Nature-based ECE can be a strong fit for children who settle outdoors, enjoy physical play and learn well through exploration. In New Zealand, the important check is not the forest label. It is whether the service is licensed, well supervised, connected to Te Whāriki and honest about risk, weather, toileting, gear and emergency plans.
Start with the mud, then check the systems
A good forest kindergarten is more than a childcare centre with gumboots. The outdoor environment does more of the teaching. Children climb, dig, carry sticks, watch insects, build huts, notice weather and negotiate with other children in a setting that changes every day.
That can be brilliant for some tamariki. It can also be a poor fit if the provider treats "nature" as branding while the safety planning is vague. Parents need to look at both sides: the learning value and the boring operational details that keep children safe.

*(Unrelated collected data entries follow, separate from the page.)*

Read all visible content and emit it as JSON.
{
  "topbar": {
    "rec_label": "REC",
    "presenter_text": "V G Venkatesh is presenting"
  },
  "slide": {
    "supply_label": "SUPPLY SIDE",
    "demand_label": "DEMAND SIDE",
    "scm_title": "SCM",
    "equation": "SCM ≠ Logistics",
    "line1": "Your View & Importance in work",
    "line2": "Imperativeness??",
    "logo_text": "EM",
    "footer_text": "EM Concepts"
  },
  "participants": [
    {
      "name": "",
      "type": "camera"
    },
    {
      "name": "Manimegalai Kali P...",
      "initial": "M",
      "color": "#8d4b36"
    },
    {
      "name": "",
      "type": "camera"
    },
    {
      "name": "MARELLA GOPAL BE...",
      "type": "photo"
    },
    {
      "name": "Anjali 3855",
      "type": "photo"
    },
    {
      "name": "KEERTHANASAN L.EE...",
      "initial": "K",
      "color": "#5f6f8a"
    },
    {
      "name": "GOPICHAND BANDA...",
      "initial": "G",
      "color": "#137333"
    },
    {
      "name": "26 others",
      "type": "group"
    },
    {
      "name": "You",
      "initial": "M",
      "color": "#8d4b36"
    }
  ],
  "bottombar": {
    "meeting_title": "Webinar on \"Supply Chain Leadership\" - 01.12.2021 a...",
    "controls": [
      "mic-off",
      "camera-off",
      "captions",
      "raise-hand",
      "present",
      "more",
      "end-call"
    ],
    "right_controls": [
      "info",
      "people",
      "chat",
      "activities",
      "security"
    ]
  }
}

In Aotearoa New Zealand, licensed early childhood services still sit under Te Whāriki and Ministry of Education licensing requirements. A bush setting does not remove those obligations. It makes the quality of supervision, planning and communication more visible.
What nature-based ECE means in New Zealand
You will hear several names: forest kindergarten, bush kindy, nature play, outdoor nursery, farm kindergarten and nature-based ECE. They are not all the same. Some are fully outdoor services. Others are ordinary centres that run a weekly bush programme or spend a large part of the day outside.

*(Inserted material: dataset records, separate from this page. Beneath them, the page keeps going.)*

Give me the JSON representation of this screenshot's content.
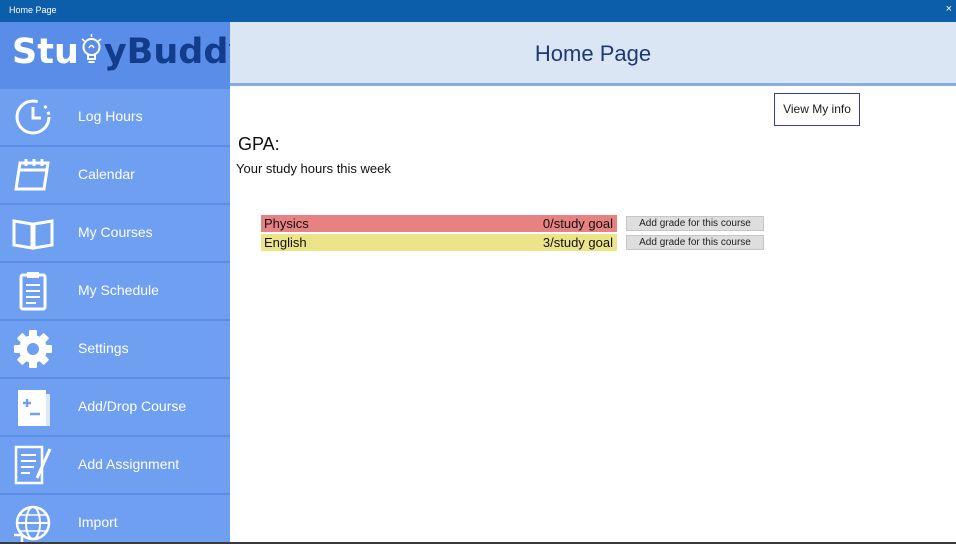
{
  "window": {
    "title": "Home Page",
    "close_glyph": "×"
  },
  "logo": {
    "part1": "Stu",
    "part2": "yBuddy",
    "icon": "lightbulb-icon"
  },
  "sidebar": {
    "items": [
      {
        "label": "Log Hours",
        "icon": "clock-icon"
      },
      {
        "label": "Calendar",
        "icon": "calendar-icon"
      },
      {
        "label": "My Courses",
        "icon": "book-icon"
      },
      {
        "label": "My Schedule",
        "icon": "clipboard-icon"
      },
      {
        "label": "Settings",
        "icon": "gear-icon"
      },
      {
        "label": "Add/Drop Course",
        "icon": "plus-minus-icon"
      },
      {
        "label": "Add Assignment",
        "icon": "document-pen-icon"
      },
      {
        "label": "Import",
        "icon": "globe-arrow-icon"
      }
    ]
  },
  "header": {
    "title": "Home Page"
  },
  "main": {
    "view_info_label": "View My info",
    "gpa_label": "GPA:",
    "hours_label": "Your study hours this week",
    "courses": [
      {
        "name": "Physics",
        "goal": "0/study goal",
        "color": "#e88181",
        "button": "Add grade for this course"
      },
      {
        "name": "English",
        "goal": "3/study goal",
        "color": "#ebe488",
        "button": "Add grade for this course"
      }
    ]
  },
  "colors": {
    "titlebar": "#0c5daa",
    "sidebar": "#6e9ff0",
    "logo_bg": "#5a8de8",
    "logo_dark": "#123c8c",
    "header_bg": "#dbe6f4",
    "header_text": "#1f3a70"
  }
}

| Model | What parents usually see | What to check |
|---|---|---|
| Full nature or forest kindergarten | Most learning happens outdoors, often in bush, farm, coastal or park settings. | Confirm licensing, shelter, toilets, ratios, boundaries and emergency procedures. |
| Bush kindy attached to a centre | Children attend the main centre, then go off-site for regular nature sessions. | Ask about transport, permission forms, risk assessment and whether all children can attend. |
| Outdoor-rich childcare centre | The centre has a strong garden, loose parts, mud kitchen, trees or animals on site. | Check whether children have genuine outdoor choice or just a scheduled playground block. |
| Playgroup or holiday nature programme | Usually part-time and may not provide licensed ECE care. | Do not assume it replaces childcare. Ask exactly what registration and supervision apply. |
Do not skip the licensing question
How forest learning fits Te Whāriki
Nature-based ECE can fit Te Whāriki well when kaiako use the environment with intention. The curriculum is not a checklist of school skills. It is about children growing as competent, confident learners who are healthy in mind, body and spirit, secure in belonging and able to contribute.

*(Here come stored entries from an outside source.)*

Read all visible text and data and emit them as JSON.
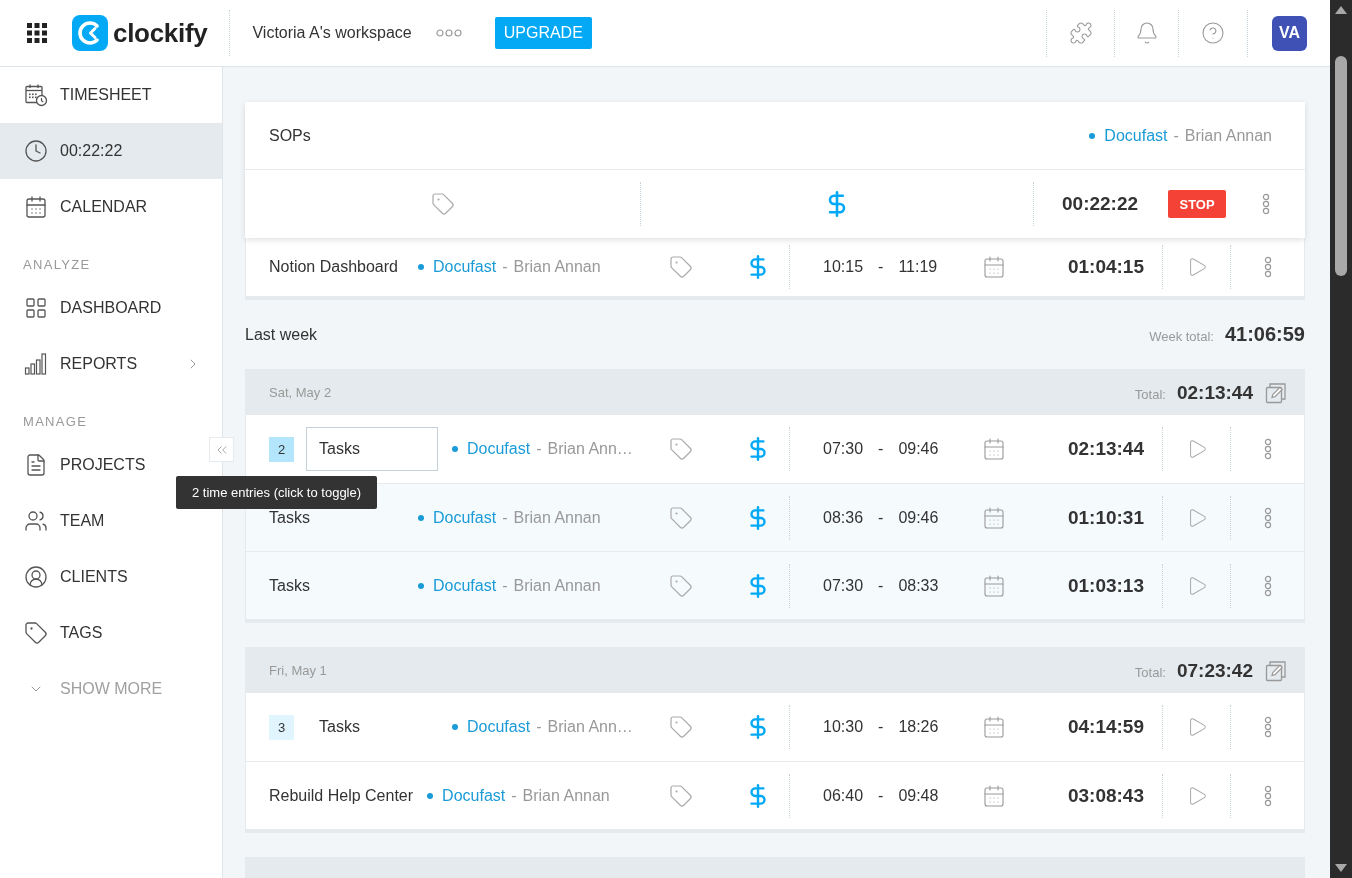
{
  "top_bar": {
    "logo_text": "clockify",
    "workspace": "Victoria A's workspace",
    "upgrade_button": "UPGRADE",
    "avatar": "VA"
  },
  "sidebar": {
    "sections": [
      {
        "items": [
          {
            "label": "TIMESHEET",
            "selected": false,
            "submenu": false
          },
          {
            "label": "00:22:22",
            "selected": true,
            "submenu": false
          },
          {
            "label": "CALENDAR",
            "selected": false,
            "submenu": false
          }
        ]
      },
      {
        "label": "ANALYZE",
        "items": [
          {
            "label": "DASHBOARD",
            "selected": false,
            "submenu": false
          },
          {
            "label": "REPORTS",
            "selected": false,
            "submenu": true
          }
        ]
      },
      {
        "label": "MANAGE",
        "items": [
          {
            "label": "PROJECTS",
            "selected": false,
            "submenu": false
          },
          {
            "label": "TEAM",
            "selected": false,
            "submenu": false
          },
          {
            "label": "CLIENTS",
            "selected": false,
            "submenu": false
          },
          {
            "label": "TAGS",
            "selected": false,
            "submenu": false
          }
        ]
      }
    ],
    "show_more": "SHOW MORE"
  },
  "tooltip": "2 time entries (click to toggle)",
  "timer": {
    "description": "SOPs",
    "project": "Docufast",
    "separator": "-",
    "client": "Brian Annan",
    "billable": true,
    "duration": "00:22:22",
    "stop_button": "STOP"
  },
  "recent_entries": [
    {
      "kind": "entry",
      "description": "Notion Dashboard",
      "project": "Docufast",
      "separator": "-",
      "client": "Brian Annan",
      "billable": true,
      "start": "10:15",
      "range_separator": "-",
      "end": "11:19",
      "duration": "01:04:15"
    }
  ],
  "last_week": {
    "title": "Last week",
    "total_label": "Week total:",
    "total": "41:06:59",
    "days": [
      {
        "date": "Sat, May 2",
        "total_label": "Total:",
        "total": "02:13:44",
        "entries": [
          {
            "kind": "group",
            "count": "2",
            "expanded": true,
            "hovered": true,
            "description": "Tasks",
            "project": "Docufast",
            "separator": "-",
            "client": "Brian Ann…",
            "billable": true,
            "start": "07:30",
            "range_separator": "-",
            "end": "09:46",
            "duration": "02:13:44"
          },
          {
            "kind": "child",
            "description": "Tasks",
            "project": "Docufast",
            "separator": "-",
            "client": "Brian Annan",
            "billable": true,
            "start": "08:36",
            "range_separator": "-",
            "end": "09:46",
            "duration": "01:10:31"
          },
          {
            "kind": "child",
            "description": "Tasks",
            "project": "Docufast",
            "separator": "-",
            "client": "Brian Annan",
            "billable": true,
            "start": "07:30",
            "range_separator": "-",
            "end": "08:33",
            "duration": "01:03:13"
          }
        ]
      },
      {
        "date": "Fri, May 1",
        "total_label": "Total:",
        "total": "07:23:42",
        "entries": [
          {
            "kind": "group",
            "count": "3",
            "expanded": false,
            "hovered": false,
            "description": "Tasks",
            "project": "Docufast",
            "separator": "-",
            "client": "Brian Ann…",
            "billable": true,
            "start": "10:30",
            "range_separator": "-",
            "end": "18:26",
            "duration": "04:14:59"
          },
          {
            "kind": "entry",
            "description": "Rebuild Help Center",
            "project": "Docufast",
            "separator": "-",
            "client": "Brian Annan",
            "billable": true,
            "start": "06:40",
            "range_separator": "-",
            "end": "09:48",
            "duration": "03:08:43"
          }
        ]
      }
    ]
  }
}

Outdoor settings give children real material for that learning. A slippery bank teaches judgement. A group hut build teaches negotiation. A worm found under a log opens science, care, language and kaitiakitanga. The learning is not less serious because it looks like play.
- Wellbeing: children learn body awareness, weather judgement, confidence and calm risk taking.
- Belonging: repeated visits to the same whenua help children feel connected to place.
- Contribution: mixed-age outdoor play gives children useful work to do instead of only toys to consume.
- Communication: children build vocabulary through real objects, stories, songs and problem solving.
- Exploration: natural materials invite investigation without one correct answer.

The benefits are real, but ask for evidence
Outdoor play is linked with stronger gross motor development, better movement confidence and richer imaginative play. Many parents also notice practical changes: children sleep better after active days, become more comfortable with dirt and weather, and learn to handle frustration when a plan does not work.
The strongest claims are usually modest and practical. Nature play gives children more chances to move, test ideas, solve real problems and work with other children. Be cautious when a centre claims forest learning will automatically make children calmer, smarter or more resilient. Good teaching still matters.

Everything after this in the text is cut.